- Kamareddy Kamareddy (Telangana) Kamareddy Kamareddy (India)
- Coordinates: 18°19′14″N 78°20′13″E﻿ / ﻿18.320500°N 78.337000°E
- Country: India
- State: Telangana
- District: Kamareddy

Government
- • Type: Municipality
- • Body: Municipal Council
- • MLA: K. Venkata Ramana Reddy (Bharatiya Janata Party)

Area
- • Total: 14.10 km^{2} (5.44 sq mi)
- Elevation: 546 m (1,791 ft)

Population (2011)
- • Total: 80,519
- • Density: 5,711/km^{2} (14,790/sq mi)

Languages
- • Official: Telugu
- Time zone: UTC+5:30 (IST)
- PIN: 503111 & 503112
- Telephone code: 08468
- Vehicle registration: TG 17
- Website: kamareddymunicipality.telangana.gov.in

= Kamareddy =

Kamareddy is a city and headquarters of the Kamareddy district in Telangana state in India.

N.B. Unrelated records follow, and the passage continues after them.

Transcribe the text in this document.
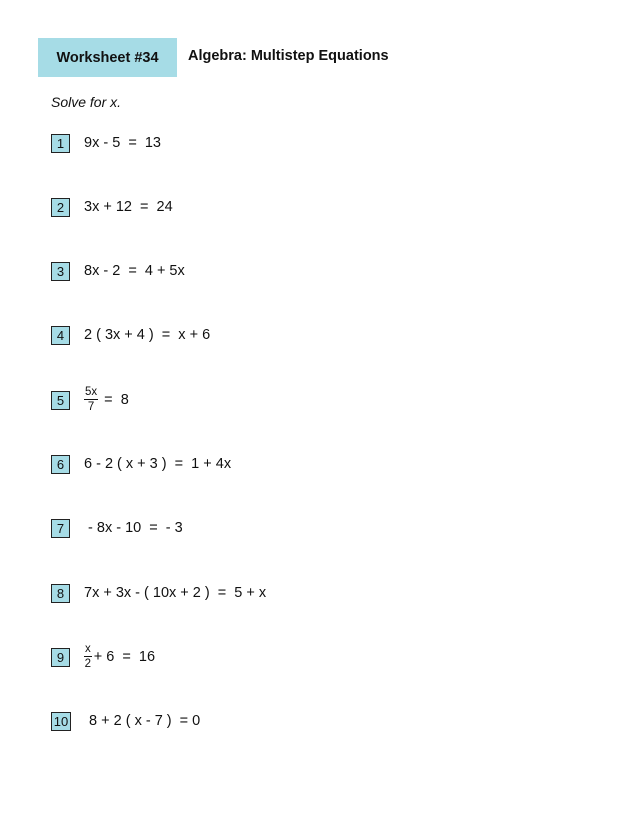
Worksheet #34 Algebra: Multistep Equations
Solve for x.
1	9x - 5  =  13
2	3x + 12  =  24
3	8x - 2  =  4 + 5x
4	2 ( 3x + 4 )  =  x + 6
5	$\frac{5x}{7} = 8$
6	6 - 2 ( x + 3 )  =  1 + 4x
7	- 8x - 10  =  - 3
8	7x + 3x - ( 10x + 2 )  =  5 + x
9	$\frac{x}{2} + 6 = 16$
10 8 + 2 ( x - 7 )  = 0
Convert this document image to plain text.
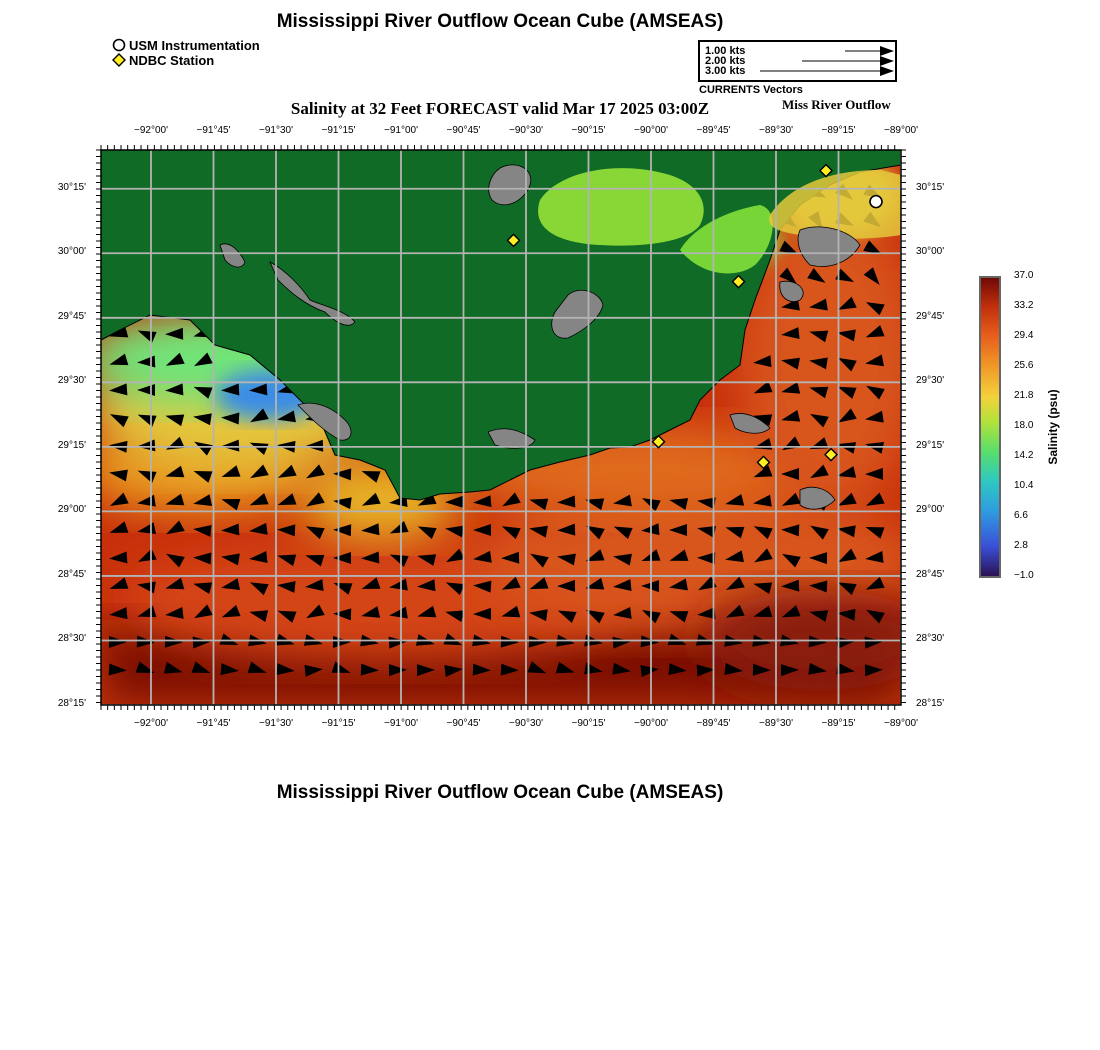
Mississippi River Outflow Ocean Cube (AMSEAS)
USM Instrumentation
NDBC Station
1.00 kts
2.00 kts
3.00 kts
CURRENTS Vectors
Salinity at 32 Feet FORECAST valid Mar 17 2025 03:00Z	Miss River Outflow
−92°00'
−92°00'
−91°45'
−91°45'
−91°30'
−91°30'
−91°15'
−91°15'
−91°00'
−91°00'
−90°45'
−90°45'
−90°30'
−90°30'
−90°15'
−90°15'
−90°00'
−90°00'
−89°45'
−89°45'
−89°30'
−89°30'
−89°15'
−89°15'
−89°00'
−89°00'
30°15'	30°15'
30°00'	30°00'
29°45'	29°45'
29°30'	29°30'
29°15'	29°15'
29°00'	29°00'
28°45'	28°45'
28°30'	28°30'
28°15'	28°15'
37.0
33.2
29.4
25.6
21.8
18.0
14.2
10.4
6.6
2.8
−1.0
Salinity (psu)
Mississippi River Outflow Ocean Cube (AMSEAS)
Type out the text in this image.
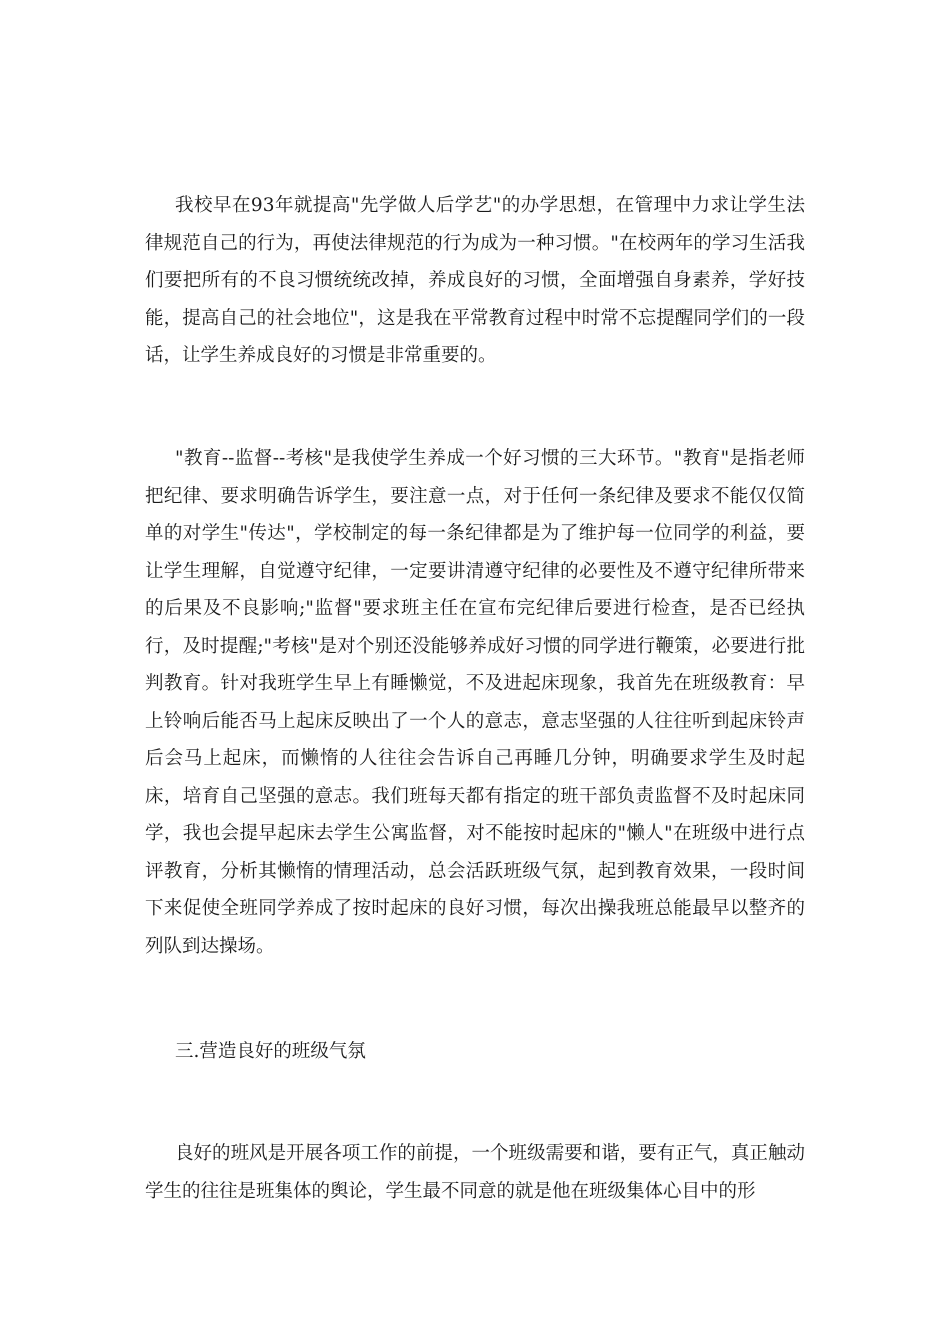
我校早在93年就提高"先学做人后学艺"的办学思想，在管理中力求让学生法律规范自己的行为，再使法律规范的行为成为一种习惯。"在校两年的学习生活我们要把所有的不良习惯统统改掉，养成良好的习惯，全面增强自身素养，学好技能，提高自己的社会地位"，这是我在平常教育过程中时常不忘提醒同学们的一段话，让学生养成良好的习惯是非常重要的。

"教育--监督--考核"是我使学生养成一个好习惯的三大环节。"教育"是指老师把纪律、要求明确告诉学生，要注意一点，对于任何一条纪律及要求不能仅仅简单的对学生"传达"，学校制定的每一条纪律都是为了维护每一位同学的利益，要让学生理解，自觉遵守纪律，一定要讲清遵守纪律的必要性及不遵守纪律所带来的后果及不良影响;"监督"要求班主任在宣布完纪律后要进行检查，是否已经执行，及时提醒;"考核"是对个别还没能够养成好习惯的同学进行鞭策，必要进行批判教育。针对我班学生早上有睡懒觉，不及进起床现象，我首先在班级教育：早上铃响后能否马上起床反映出了一个人的意志，意志坚强的人往往听到起床铃声后会马上起床，而懒惰的人往往会告诉自己再睡几分钟，明确要求学生及时起床，培育自己坚强的意志。我们班每天都有指定的班干部负责监督不及时起床同学，我也会提早起床去学生公寓监督，对不能按时起床的"懒人"在班级中进行点评教育，分析其懒惰的情理活动，总会活跃班级气氛，起到教育效果，一段时间下来促使全班同学养成了按时起床的良好习惯，每次出操我班总能最早以整齐的列队到达操场。

三.营造良好的班级气氛

良好的班风是开展各项工作的前提，一个班级需要和谐，要有正气，真正触动学生的往往是班集体的舆论，学生最不同意的就是他在班级集体心目中的形
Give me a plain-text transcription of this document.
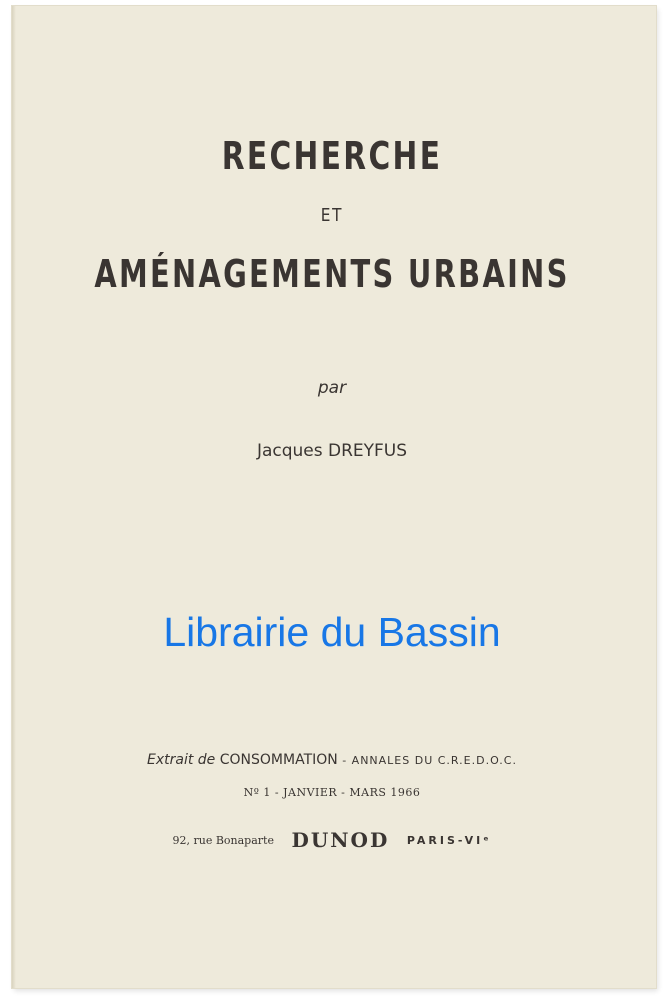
RECHERCHE
ET
AMÉNAGEMENTS URBAINS
par
Jacques DREYFUS
Librairie du Bassin
Extrait de CONSOMMATION - ANNALES DU C.R.E.D.O.C.
Nº 1 - JANVIER - MARS 1966
92, rue Bonaparte DUNOD PARIS-VIᵉ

It is located about 117 km north of the state capital Hyderabad, 56 km from Nizamabad and 96 km from Karimnagar.

== Geography ==
Kamareddy is located at . It covers an area of 14.11 km^{2}. It is 110 km northwards from the state capital Hyderabad and 55 km south from the erstwhile district headquarters of Nizamabad. After formation of Telangana state in 2014, Kamareddy became district headquarters.

== Demographics ==
According to 2011 census and the statistical information by the Government of Telangana, the population of the town stood at 80,379. Kamareddy had a population of 64,496. Males constitute 51% of the population and females 49%. Kamareddy has an average literacy rate of higher than 65%, male literacy is greater than 74%, and female literacy is more than 56%. In Kamareddy, 13% of the population is under 6 years of age.

== Language ==
Major language spoken in the town is Telugu, Urdu and Hindi.

== Government and politics ==
Kamareddy Municipality was constituted in 1987 and is classified as a second grade municipality with 33 election wards. The jurisdiction of the civic body is spread over an area of 14.10 km2.
After Telangana's General elections surrounding villages merged in Kamareddy municipality. Adloor, Tekriyal, Lingapoor, Devunipally, Sarampally and Chinnamallareddy added to Kamareddy municipality. Since 2010, the mayor of the town was Kamireddy Max Reddy.

Kamareddy comes under the Zahirabad parliamentary constituency. The town shelters 17 notified slums with a population of 35,197 and 4,853 BPL households.

== Economy ==
Kamareddy's main source of income is Agriculture, most of the families here are dependent on agriculture.The crops produced in Kamareddy are paddy, sugar, jaggery, different vegetables, maize and turmeric. There are around 318 textile business centers. Telangana's biggest poultry farms are in Kamareddy's rural and urban areas. One of the major agriculture market yard is located in Kamareddy. Kamareddy is the major center for the surrounding towns and villages. Kamareddy has agriculture based industries like Gayathri Sugars and Several rice mills which produces large scale of food products like Sugar, Rice and many more.

Kamareddy has been seeing a rapid growth in real estate, shopping malls and residential apartments that are currently under construction. It is also prime location for all medical speciality and Superspeciality hospitals which give service to surrounding districts also. Well known doctors like late Dr Anjalreddy, late Dr Bhairaiah, late Dr Eswardas, Dr Dattaiah established hospitals since 50 years.

== Transport ==
Kamareddy has two bus stands, and a railway station with connectivity to most major cities in Telangana, Andhra Pradesh and Maharashtra. Kamareddy is connected to major highways like NH44 (Srinagar- Kanyakumari Highway) which is the longest highway in India. Kamareddy has many roads which is connected to all major cities in India. State Highway 11 (Telangana) passes through this town.

===Rail===
Kamareddy has a major railway line : Secunderabad-Manmad railway line. Kamareddy railway connects to major cities in India.